Download citation file:
Since A. Fick had observed different transport of gas molecules through nitro-cellulose, membrane-based gas separation has been extensively studied for membrane materials as well as scale-up and application to industrial gas separation field. Numerous scientists have studied the transport mechanism, measurement of gas permeation, membrane materials, and high flux membrane by asymmetric fabrication.
Acknowledged to the contribution for quantative measurement of gas permeabilities by H. A. Daynes and R. M. Barrer, a number of materials have been tested and applied for gas separation membranes: polydimethylsiloxane (PDMS), cellulose acetate (CA), polysulfone (PSf), polyethersulfone (PES), and polyimide (PI), etc. PDMS, a kind of highly permeable polymer, has been used in VOCs recovery due to its superior sorption capacitance. CA and fluorinated polyimides have been employed to natural gas calorie-up process and petrochemical industries while PES and PSf have been mainly used for nitrogen enrichment from air.
In a dense polymer film, gas permeation through the membrane depends upon both sorption and diffusion known as ‘solution-diffusion’ mechanism proposed by Sir Thomas Graham at 1866. Sorption, a thermodynamic factor, is occurred when a gas molecule in bulk motion adsorb physically on a membrane surface with respect to the concentration difference, and diffusion, a kinetic factor, is related to the extent how fast a gas molecule go through the membrane. Therefore, two factors are simultaneously crucial for efficient permeation and separation.
While the conventional polymer membranes exhibited somewhat low permeation and selective performances, along with the recent developments in materials science, recently reported membrane materials showed excellent permeability and selectivity for various gas pairs as well as enhanced thermal, chemical and mechanical stabilities. The recent polymer membranes can be classified largely into two classes; highly diffusive membranes due to their high free volume elements and sorption-enhanced membranes based on high sorption capacity on carbon dioxide and hydrocarbons.

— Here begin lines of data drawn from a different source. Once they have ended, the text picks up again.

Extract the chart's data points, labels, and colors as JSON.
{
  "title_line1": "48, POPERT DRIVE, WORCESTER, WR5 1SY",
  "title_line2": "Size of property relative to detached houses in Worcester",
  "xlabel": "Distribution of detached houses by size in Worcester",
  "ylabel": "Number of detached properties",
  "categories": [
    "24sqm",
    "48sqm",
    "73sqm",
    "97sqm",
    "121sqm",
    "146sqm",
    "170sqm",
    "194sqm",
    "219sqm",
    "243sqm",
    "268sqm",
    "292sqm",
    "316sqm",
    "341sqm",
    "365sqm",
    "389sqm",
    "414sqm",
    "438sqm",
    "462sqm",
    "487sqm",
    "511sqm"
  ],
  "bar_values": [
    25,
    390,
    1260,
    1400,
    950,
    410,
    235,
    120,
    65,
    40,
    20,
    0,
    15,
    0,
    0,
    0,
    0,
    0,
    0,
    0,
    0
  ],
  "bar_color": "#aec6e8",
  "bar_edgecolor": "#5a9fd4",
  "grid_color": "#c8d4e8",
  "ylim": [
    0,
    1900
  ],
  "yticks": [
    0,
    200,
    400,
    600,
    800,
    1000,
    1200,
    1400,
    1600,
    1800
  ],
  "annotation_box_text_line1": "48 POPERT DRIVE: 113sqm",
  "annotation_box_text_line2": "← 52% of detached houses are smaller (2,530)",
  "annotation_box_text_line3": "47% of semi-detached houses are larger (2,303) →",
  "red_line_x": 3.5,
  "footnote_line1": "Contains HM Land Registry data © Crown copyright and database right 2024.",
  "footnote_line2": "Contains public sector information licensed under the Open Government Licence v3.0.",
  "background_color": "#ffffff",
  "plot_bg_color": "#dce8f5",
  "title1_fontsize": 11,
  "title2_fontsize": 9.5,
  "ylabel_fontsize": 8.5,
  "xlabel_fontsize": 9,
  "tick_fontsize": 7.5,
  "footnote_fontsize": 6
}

Glassy polymers possessing rigid structure and strong intermolecular forces have been generally known to show reduced gas permeabilities although low diffusion through the membrane enabled to separate gas molecules efficiently resulting in high diffusion selectivity. However, superglassy polymers containing distorted structure and the resulting increased free volume elements (FVE) were developed since T. Matsuda et al. reported extraordinarily permeable glassy polymer, poly[1-(trimethylsilyl)-1-propyne] (PTMSP). Since PTMSP was developed in 1983, acetylene-based polymers such as poly(4-methyl-2-pentene) (PMP), poly(1-phenyl-1-propyne) (PPP) have been followed by the introduction of various substitution groups. Extraordinarily high permeabilities, for example, 9,700 Barrer of oxygen permeability for PTMSP, were obtained from these acetylene-based polymers, while the separation performances were not successful because of their relatively large FVE size for separation. Fluorinated polymers, famous as the commercial names like AF 1600, AF 2400, Hyflon AD and Cytop, are candidate polymers for gas separation as well. Recent development of polymers with intrinsic microporosities (PIMs) showed competitive performances resulted from the intrinsic FVE due to the bulky and distorted structures. Thermally rearranged (TR) polymer membranes also presented optimized performances for gas separation. Chain rearrangement at the solid state improved the FVE in the polymer matrix followed by superior permselectivities as well as high permeabilities.
Sorption-enhanced polymer membranes are beneficial to obtain superior permeability as well as advanced selectivity especially for carbon dioxide, hydrocarbons and VOCs because condensable gas molecules are easier to be adsorbed on the polymer surface. Recent researches are focused on the usage of ethylene oxide group, which has unique interaction with quadrupole monetum of carbon dioxide. From poly(dimethyl siloxane) (PDMS), the original sorption-based polymer, poly(ethylene oxide) (PEO), crosslinked PEO, PEO-based block copolymers such as poly(ethylene oxide-b-amide) (Pebax), poly(ethylene oxide-b-ethylene terephthalate) (PEO-b-PET) will be discussed from the viewpoint of permeabilities, solubilities and also their temperature dependences.
In this book chapter, the chemical structure, physical properties, gas permeabilities and selectivities will be surveyed on the focus of up-to-date high performance and higly permeable membranes for gas separation.